Surabaya. Cakrawalanews.co – Fraksi Partai Keadilan Sejahtera (FPKS) DPRD Jawa Timur menyoroti masih rendahnya realisasi belanja pegawai serta belanja modal untuk jalan, jaringan, dan irigasi dalam pelaksanaan APBD Provinsi Jawa Timur Tahun Anggaran 2025. FPKS menilai kondisi tersebut perlu menjadi perhatian serius agar kualitas pelayanan publik dan pembangunan infrastruktur dapat berjalan lebih optimal.
Sorotan tersebut disampaikan Juru Bicara FPKS DPRD Jawa Timur, Puguh Wiji Pamungkas, saat menyampaikan Pemandangan Umum Fraksi PKS terhadap Rancangan Peraturan Daerah tentang Pertanggungjawaban Pelaksanaan APBD Provinsi Jawa Timur Tahun Anggaran 2025 dalam Rapat Paripurna DPRD Jawa Timur, Senin (29/6/2026).

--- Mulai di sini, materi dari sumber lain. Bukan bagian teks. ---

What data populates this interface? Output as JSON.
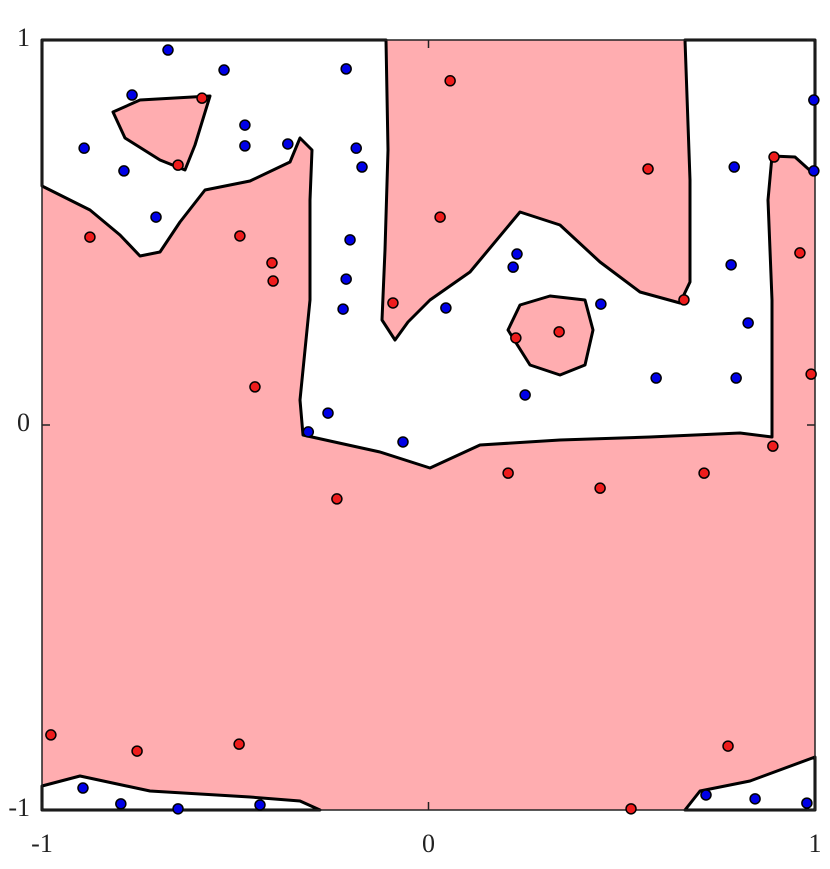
{
  "chart_data": {
    "type": "scatter",
    "xlim": [
      -1,
      1
    ],
    "ylim": [
      -1,
      1
    ],
    "xticks": [
      -1,
      0,
      1
    ],
    "yticks": [
      -1,
      0,
      1
    ],
    "series": [
      {
        "color": "#0000e6",
        "x": [
          -0.674,
          -0.529,
          -0.767,
          -0.891,
          -0.788,
          -0.475,
          -0.475,
          -0.364,
          -0.213,
          -0.187,
          -0.172,
          -0.705,
          -0.203,
          -0.213,
          -0.221,
          0.229,
          0.219,
          0.045,
          0.446,
          0.997,
          0.997,
          0.791,
          0.783,
          0.827,
          0.796,
          0.589,
          0.25,
          -0.26,
          -0.311,
          -0.066,
          -0.894,
          -0.796,
          -0.648,
          -0.436,
          0.718,
          0.845,
          0.979
        ],
        "values": [
          0.974,
          0.922,
          0.857,
          0.719,
          0.66,
          0.779,
          0.725,
          0.73,
          0.925,
          0.719,
          0.67,
          0.54,
          0.481,
          0.379,
          0.301,
          0.444,
          0.41,
          0.304,
          0.314,
          0.844,
          0.66,
          0.67,
          0.416,
          0.265,
          0.122,
          0.122,
          0.078,
          0.031,
          -0.018,
          -0.044,
          -0.943,
          -0.984,
          -0.997,
          -0.987,
          -0.961,
          -0.971,
          -0.982
        ]
      },
      {
        "color": "#ee1c1c",
        "x": [
          -0.586,
          -0.648,
          -0.876,
          -0.488,
          -0.405,
          -0.402,
          -0.449,
          0.056,
          0.03,
          -0.092,
          0.568,
          0.338,
          0.226,
          0.661,
          0.894,
          0.961,
          0.99,
          0.891,
          0.713,
          0.444,
          0.206,
          -0.237,
          -0.977,
          -0.754,
          -0.49,
          0.775,
          0.524
        ],
        "values": [
          0.849,
          0.675,
          0.488,
          0.491,
          0.421,
          0.374,
          0.099,
          0.894,
          0.54,
          0.317,
          0.665,
          0.242,
          0.226,
          0.325,
          0.696,
          0.447,
          0.132,
          -0.055,
          -0.125,
          -0.164,
          -0.125,
          -0.192,
          -0.805,
          -0.847,
          -0.829,
          -0.834,
          -0.997
        ]
      }
    ]
  }
}
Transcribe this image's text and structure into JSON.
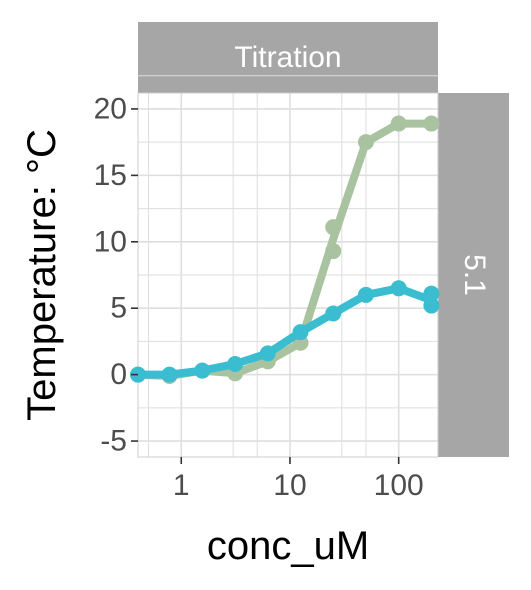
{
  "chart_data": {
    "type": "line",
    "xlabel": "conc_uM",
    "ylabel": "Temperature: °C",
    "x_scale": "log10",
    "xlim": [
      0.4,
      230
    ],
    "ylim": [
      -6.2,
      21.2
    ],
    "x_ticks": [
      {
        "value": 1,
        "label": "1"
      },
      {
        "value": 10,
        "label": "10"
      },
      {
        "value": 100,
        "label": "100"
      }
    ],
    "y_ticks": [
      {
        "value": -5,
        "label": "-5"
      },
      {
        "value": 0,
        "label": "0"
      },
      {
        "value": 5,
        "label": "5"
      },
      {
        "value": 10,
        "label": "10"
      },
      {
        "value": 15,
        "label": "15"
      },
      {
        "value": 20,
        "label": "20"
      }
    ],
    "facet_top": "Titration",
    "facet_right": "5.1",
    "grid": true,
    "legend": "none",
    "panel_background": "#ffffff",
    "grid_color": "#dedede",
    "strip_color": "#a6a6a6",
    "series": [
      {
        "color": "#a9c2a0",
        "points": [
          {
            "x": 0.4,
            "y": 0.0
          },
          {
            "x": 0.78,
            "y": -0.1
          },
          {
            "x": 1.56,
            "y": 0.3
          },
          {
            "x": 3.13,
            "y": 0.1
          },
          {
            "x": 6.25,
            "y": 1.0
          },
          {
            "x": 12.5,
            "y": 2.4
          },
          {
            "x": 25,
            "y": 9.3
          },
          {
            "x": 25,
            "y": 11.1
          },
          {
            "x": 50,
            "y": 17.5
          },
          {
            "x": 100,
            "y": 18.9
          },
          {
            "x": 200,
            "y": 18.9
          }
        ],
        "line": [
          {
            "x": 0.4,
            "y": 0.0
          },
          {
            "x": 0.78,
            "y": -0.1
          },
          {
            "x": 1.56,
            "y": 0.3
          },
          {
            "x": 3.13,
            "y": 0.1
          },
          {
            "x": 6.25,
            "y": 1.0
          },
          {
            "x": 12.5,
            "y": 2.4
          },
          {
            "x": 25,
            "y": 10.2
          },
          {
            "x": 50,
            "y": 17.5
          },
          {
            "x": 100,
            "y": 18.9
          },
          {
            "x": 200,
            "y": 18.9
          }
        ]
      },
      {
        "color": "#3bbdd1",
        "points": [
          {
            "x": 0.4,
            "y": 0.0
          },
          {
            "x": 0.78,
            "y": 0.0
          },
          {
            "x": 1.56,
            "y": 0.3
          },
          {
            "x": 3.13,
            "y": 0.8
          },
          {
            "x": 6.25,
            "y": 1.6
          },
          {
            "x": 12.5,
            "y": 3.2
          },
          {
            "x": 25,
            "y": 4.6
          },
          {
            "x": 50,
            "y": 6.0
          },
          {
            "x": 100,
            "y": 6.5
          },
          {
            "x": 200,
            "y": 6.1
          },
          {
            "x": 200,
            "y": 5.2
          }
        ],
        "line": [
          {
            "x": 0.4,
            "y": 0.0
          },
          {
            "x": 0.78,
            "y": 0.0
          },
          {
            "x": 1.56,
            "y": 0.3
          },
          {
            "x": 3.13,
            "y": 0.8
          },
          {
            "x": 6.25,
            "y": 1.6
          },
          {
            "x": 12.5,
            "y": 3.2
          },
          {
            "x": 25,
            "y": 4.6
          },
          {
            "x": 50,
            "y": 6.0
          },
          {
            "x": 100,
            "y": 6.5
          },
          {
            "x": 200,
            "y": 5.6
          }
        ]
      }
    ]
  }
}
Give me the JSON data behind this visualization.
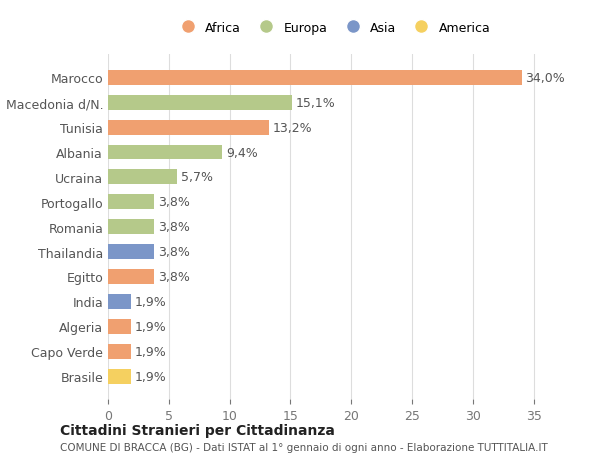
{
  "categories": [
    "Marocco",
    "Macedonia d/N.",
    "Tunisia",
    "Albania",
    "Ucraina",
    "Portogallo",
    "Romania",
    "Thailandia",
    "Egitto",
    "India",
    "Algeria",
    "Capo Verde",
    "Brasile"
  ],
  "values": [
    34.0,
    15.1,
    13.2,
    9.4,
    5.7,
    3.8,
    3.8,
    3.8,
    3.8,
    1.9,
    1.9,
    1.9,
    1.9
  ],
  "labels": [
    "34,0%",
    "15,1%",
    "13,2%",
    "9,4%",
    "5,7%",
    "3,8%",
    "3,8%",
    "3,8%",
    "3,8%",
    "1,9%",
    "1,9%",
    "1,9%",
    "1,9%"
  ],
  "colors": [
    "#F0A070",
    "#B5C98A",
    "#F0A070",
    "#B5C98A",
    "#B5C98A",
    "#B5C98A",
    "#B5C98A",
    "#7B96C8",
    "#F0A070",
    "#7B96C8",
    "#F0A070",
    "#F0A070",
    "#F5D060"
  ],
  "legend_labels": [
    "Africa",
    "Europa",
    "Asia",
    "America"
  ],
  "legend_colors": [
    "#F0A070",
    "#B5C98A",
    "#7B96C8",
    "#F5D060"
  ],
  "xlim": [
    0,
    37
  ],
  "xticks": [
    0,
    5,
    10,
    15,
    20,
    25,
    30,
    35
  ],
  "title": "Cittadini Stranieri per Cittadinanza",
  "subtitle": "COMUNE DI BRACCA (BG) - Dati ISTAT al 1° gennaio di ogni anno - Elaborazione TUTTITALIA.IT",
  "bg_color": "#ffffff",
  "grid_color": "#dddddd",
  "bar_height": 0.6,
  "label_fontsize": 9,
  "tick_fontsize": 9
}
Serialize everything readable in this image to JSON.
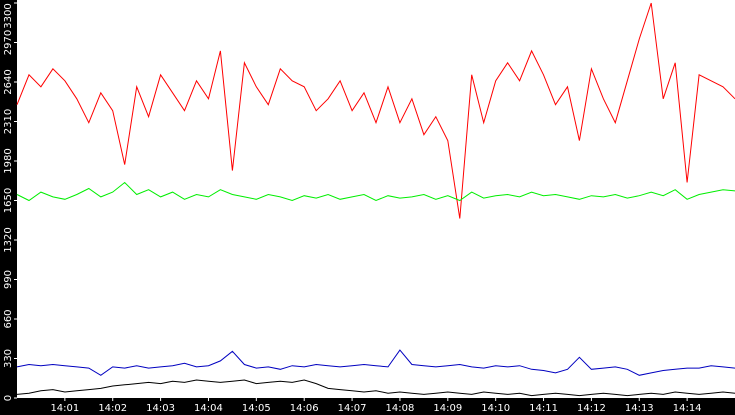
{
  "chart_data": {
    "type": "line",
    "x": [
      840,
      840.25,
      840.5,
      840.75,
      841,
      841.25,
      841.5,
      841.75,
      842,
      842.25,
      842.5,
      842.75,
      843,
      843.25,
      843.5,
      843.75,
      844,
      844.25,
      844.5,
      844.75,
      845,
      845.25,
      845.5,
      845.75,
      846,
      846.25,
      846.5,
      846.75,
      847,
      847.25,
      847.5,
      847.75,
      848,
      848.25,
      848.5,
      848.75,
      849,
      849.25,
      849.5,
      849.75,
      850,
      850.25,
      850.5,
      850.75,
      851,
      851.25,
      851.5,
      851.75,
      852,
      852.25,
      852.5,
      852.75,
      853,
      853.25,
      853.5,
      853.75,
      854,
      854.25,
      854.5,
      854.75,
      855
    ],
    "series": [
      {
        "color": "#ff0000",
        "values": [
          2450,
          2700,
          2600,
          2750,
          2650,
          2500,
          2300,
          2550,
          2400,
          1950,
          2600,
          2350,
          2700,
          2550,
          2400,
          2650,
          2500,
          2900,
          1900,
          2800,
          2600,
          2450,
          2750,
          2650,
          2600,
          2400,
          2500,
          2650,
          2400,
          2550,
          2300,
          2600,
          2300,
          2500,
          2200,
          2350,
          2150,
          1500,
          2700,
          2300,
          2650,
          2800,
          2650,
          2900,
          2700,
          2450,
          2600,
          2150,
          2750,
          2500,
          2300,
          2650,
          3000,
          3300,
          2500,
          2800,
          1800,
          2700,
          2650,
          2600,
          2500
        ]
      },
      {
        "color": "#00ee00",
        "values": [
          1700,
          1650,
          1720,
          1680,
          1660,
          1700,
          1750,
          1680,
          1720,
          1800,
          1700,
          1740,
          1680,
          1720,
          1660,
          1700,
          1680,
          1740,
          1700,
          1680,
          1660,
          1700,
          1680,
          1650,
          1690,
          1670,
          1700,
          1660,
          1680,
          1700,
          1650,
          1690,
          1670,
          1680,
          1700,
          1660,
          1690,
          1650,
          1720,
          1670,
          1690,
          1700,
          1680,
          1720,
          1690,
          1700,
          1680,
          1660,
          1690,
          1680,
          1700,
          1670,
          1690,
          1720,
          1690,
          1740,
          1660,
          1700,
          1720,
          1740,
          1730
        ]
      },
      {
        "color": "#0000c0",
        "values": [
          260,
          280,
          270,
          280,
          270,
          260,
          250,
          190,
          260,
          250,
          270,
          250,
          260,
          270,
          290,
          260,
          270,
          310,
          390,
          280,
          250,
          260,
          240,
          270,
          260,
          280,
          270,
          260,
          270,
          280,
          270,
          260,
          400,
          280,
          270,
          260,
          270,
          280,
          260,
          250,
          270,
          260,
          270,
          240,
          230,
          210,
          240,
          340,
          240,
          250,
          260,
          240,
          190,
          210,
          230,
          240,
          250,
          250,
          270,
          260,
          250
        ]
      },
      {
        "color": "#000000",
        "values": [
          30,
          40,
          60,
          70,
          50,
          60,
          70,
          80,
          100,
          110,
          120,
          130,
          120,
          140,
          130,
          150,
          140,
          130,
          140,
          150,
          120,
          130,
          140,
          130,
          150,
          120,
          80,
          70,
          60,
          50,
          60,
          40,
          50,
          40,
          30,
          40,
          50,
          40,
          30,
          50,
          40,
          30,
          40,
          20,
          30,
          40,
          30,
          20,
          30,
          40,
          30,
          20,
          30,
          40,
          30,
          50,
          40,
          30,
          40,
          50,
          40
        ]
      }
    ],
    "xlim": [
      840,
      855
    ],
    "xticks": [
      {
        "value": 841,
        "label": "14:01"
      },
      {
        "value": 842,
        "label": "14:02"
      },
      {
        "value": 843,
        "label": "14:03"
      },
      {
        "value": 844,
        "label": "14:04"
      },
      {
        "value": 845,
        "label": "14:05"
      },
      {
        "value": 846,
        "label": "14:06"
      },
      {
        "value": 847,
        "label": "14:07"
      },
      {
        "value": 848,
        "label": "14:08"
      },
      {
        "value": 849,
        "label": "14:09"
      },
      {
        "value": 850,
        "label": "14:10"
      },
      {
        "value": 851,
        "label": "14:11"
      },
      {
        "value": 852,
        "label": "14:12"
      },
      {
        "value": 853,
        "label": "14:13"
      },
      {
        "value": 854,
        "label": "14:14"
      }
    ],
    "ylim": [
      0,
      3325
    ],
    "yticks": [
      0,
      330,
      660,
      990,
      1320,
      1650,
      1980,
      2310,
      2640,
      2970,
      3300
    ]
  }
}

Puguh menjelaskan, Fraksi PKS mencermati realisasi Belanja Daerah Tahun Anggaran 2025 mencapai Rp31,20 triliun atau 93,82 persen dari total anggaran sebesar Rp33,25 triliun. Meski sebagian besar program telah terlaksana, masih terdapat sekitar Rp2,05 triliun anggaran yang belum terserap.
“Secara umum tingkat realisasi tersebut menunjukkan sebagian besar program telah berjalan. Namun masih terdapat anggaran lebih dari Rp2 triliun yang belum terealisasi. Hal ini perlu dievaluasi secara komprehensif agar diketahui faktor-faktor penyebabnya dan tidak terulang pada tahun anggaran berikutnya,” ujar Puguh.